À Propos

Plantes et théâtre

Les Conservatoire et Jardin botaniques (CJB) rendent visite cette saison au Théâtre de l’Orangerie, et proposent de mettre en lumière le lien historique qui anime ce lieu depuis sa création : l’art théâtral et les plantes. 

En 1854 ou 1855, mon père transporta le jardin potager au nord-est de la cour et des dépendances, y fit construire deux serres et une grande orangerie doublée d’un petit théâtre. William Favre

Inaugurée le 11 mars 1856, l’orangerie-théâtre est utilisée pour des représentations jusqu’à la fin du 19èmesiècle. C’est en 1918 que la propriété Favre entre en possession de la Ville de Genève pour devenir un parc public. Si la fonction d’orangerie est toujours restée en service, sa vocation théâtrale n’a repris une activité que dans les années 1980. Une importante restauration de l’ensemble du site est réalisée par la Ville de Genève entre 2008 et 2010, pour donner forme au théâtre que l’on connaît aujourd’hui.
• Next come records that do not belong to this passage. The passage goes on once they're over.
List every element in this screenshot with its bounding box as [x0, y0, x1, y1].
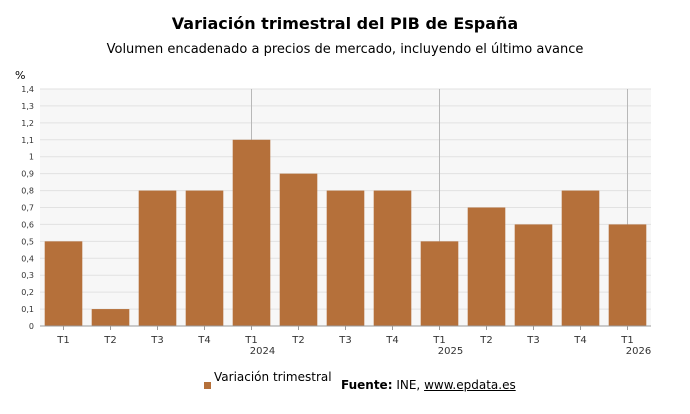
- source-label: Fuente:: [341, 378, 393, 392]
- legend-label: Variación trimestral: [214, 370, 332, 384]
- y-tick-label: 0,7: [21, 204, 34, 213]
- x-tick-label: T4: [573, 335, 586, 346]
- y-tick-label: 0,4: [21, 254, 34, 263]
- source-note: Fuente: INE, www.epdata.es: [341, 378, 516, 392]
- x-tick-label: T1: [432, 335, 445, 346]
- x-tick-label: T2: [291, 335, 304, 346]
- bar[interactable]: [91, 309, 130, 326]
- bar[interactable]: [561, 190, 600, 326]
- y-tick-label: 0,5: [21, 237, 34, 246]
- bars: [44, 139, 647, 327]
- x-tick-label: T4: [197, 335, 210, 346]
- bar[interactable]: [608, 224, 647, 326]
- bar[interactable]: [326, 190, 365, 326]
- source-text: INE,: [396, 378, 425, 392]
- y-tick-label: 1,2: [21, 119, 34, 128]
- x-tick-label: T3: [338, 335, 351, 346]
- legend-swatch: [204, 382, 211, 389]
- y-tick-label: 0,1: [21, 305, 34, 314]
- x-tick-label: T2: [103, 335, 116, 346]
- y-tick-label: 0,9: [21, 170, 34, 179]
- x-tick-label: T3: [526, 335, 539, 346]
- year-label: 2024: [250, 346, 275, 357]
- y-tick-label: 0,8: [21, 187, 34, 196]
- x-tick-label: T1: [244, 335, 257, 346]
- y-tick-label: 1,4: [21, 85, 34, 94]
- bar[interactable]: [185, 190, 224, 326]
- x-tick-label: T2: [479, 335, 492, 346]
- y-tick-label: 0,2: [21, 288, 34, 297]
- y-axis: 0 0,1 0,2 0,3 0,4 0,5 0,6 0,7 0,8 0,9 1 1,1 1,2 1,3 1,…: [21, 85, 34, 331]
- bar[interactable]: [420, 241, 459, 326]
- y-axis-unit: %: [15, 69, 25, 82]
- source-link[interactable]: www.epdata.es: [424, 378, 516, 392]
- y-tick-label: 0,6: [21, 220, 34, 229]
- bar[interactable]: [373, 190, 412, 326]
- bar[interactable]: [279, 173, 318, 326]
- year-label: 2026: [626, 346, 651, 357]
- x-tick-label: T3: [150, 335, 163, 346]
- y-tick-label: 1,3: [21, 102, 34, 111]
- x-tick-label: T4: [385, 335, 398, 346]
- bar[interactable]: [44, 241, 83, 326]
- chart-title: Variación trimestral del PIB de España: [171, 14, 519, 33]
- x-tick-label: T1: [620, 335, 633, 346]
- bar[interactable]: [467, 207, 506, 327]
- y-tick-label: 1: [29, 153, 34, 162]
- y-tick-label: 1,1: [21, 136, 34, 145]
- bar[interactable]: [138, 190, 177, 326]
- year-label: 2025: [438, 346, 463, 357]
- chart-subtitle: Volumen encadenado a precios de mercado,…: [106, 42, 584, 57]
- bar[interactable]: [232, 139, 271, 326]
- x-tick-label: T1: [56, 335, 69, 346]
- y-tick-label: 0: [29, 322, 34, 331]
- y-tick-label: 0,3: [21, 271, 34, 280]
- bar[interactable]: [514, 224, 553, 326]
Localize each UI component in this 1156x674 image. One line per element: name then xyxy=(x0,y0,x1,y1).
Le terme d’orangerie désigne un bâtiment, en partie vitré, qui abrite des arbres exotiques pendant l’hiver, les protégeant ainsi du gel. À l’origine, ce sont essentiellement des collections d’agrumes qui sont importées d’Asie en Europe, répondant plus à un désir d’exotisme qu’à une logique de production fruitière. À la suite de l’oranger, plusieurs plantes emblématiques de régions chaudes et lointaines, comme le grenadier ou l’olivier, viennent diversifier ces luxueuses collections. Aujourd’hui encore, les jardiniers ont un fort attrait pour l’acclimatation d’espèces exotiques sous nos latitudes.

La collection de bacs d’orangerie des Conservatoire et Jardin botaniques de Genève est constituée d’une belle diversité de plantes. Plusieurs sujets passeront donc exceptionnellement leur été au Théâtre de l’Orangerie. Laissez-vous surprendre par l’élégant feuillage bleuté de Butia capitata, le savonnier (Sapindus saponaria) utilisé comme lessive naturelle, l’étonnante morphologie des feuilles de l’Acacia melanoxylon, ou encore le faux goyavier (Acca selowiana).

Toutes ces plantes sont cultivées en bacs, de manière à être transportées à l’extérieur pendant la belle saison. À partir d’une certaine taille, ces bacs sont fabriqués sur mesure. Les bacs ronds sont inspirés du savoir-faire des tonneliers et nécessitent des rempotages réguliers. La conception des bacs carrés, de style versaillais, permet de retirer chacun des quatre côtés de manière à tailler régulièrement le système racinaire des plus gros sujets. Cette technique s’apparente d’une certaine manière aux bonzaïs, permettant ainsi de conserver des arbres en pots pendant plusieurs décennies, à l’image de sujets centenaires, comme les Podocarpus neriifolius ou les Chamaerops humilis, à découvrir lors d’une prochaine visite au Jardin botanique !

La fascination et l’habilité des botanistes européens à importer, protéger et reproduire les plantes des pays chauds a accompagné l’histoire, plus trouble, de la colonisation de ces mêmes pays. 

Nous préférons toutefois ici saluer l’idée même d'orangerie comme lieu qui abrite et protège les plantes pendant les hivers trop rudes de nos latitudes. Sans cette orangerie par exemple, nous n’aurions pas de théâtre qui accueille, à la belle saison, d’autres êtres vivants et leurs histoires, tout aussi mystérieuses. 

Nous imaginons que l’hiver venu, les plantes se rejouent pour leur plaisir les pièces qu’elles ont entendues durant l’été. Qui sait, peut-être y a-t-il une saison du TO dont nous n’avons pas connaissance, jouées par d’autres espèces…

La coïncidence veut qu’à Genève le Jardin Botanique soit géré par le Département de la culture. Végétation et arts, une combinaison magique que le TO aime cultiver ! La collaboration était dans l’air, elle est aujourd’hui sur terre.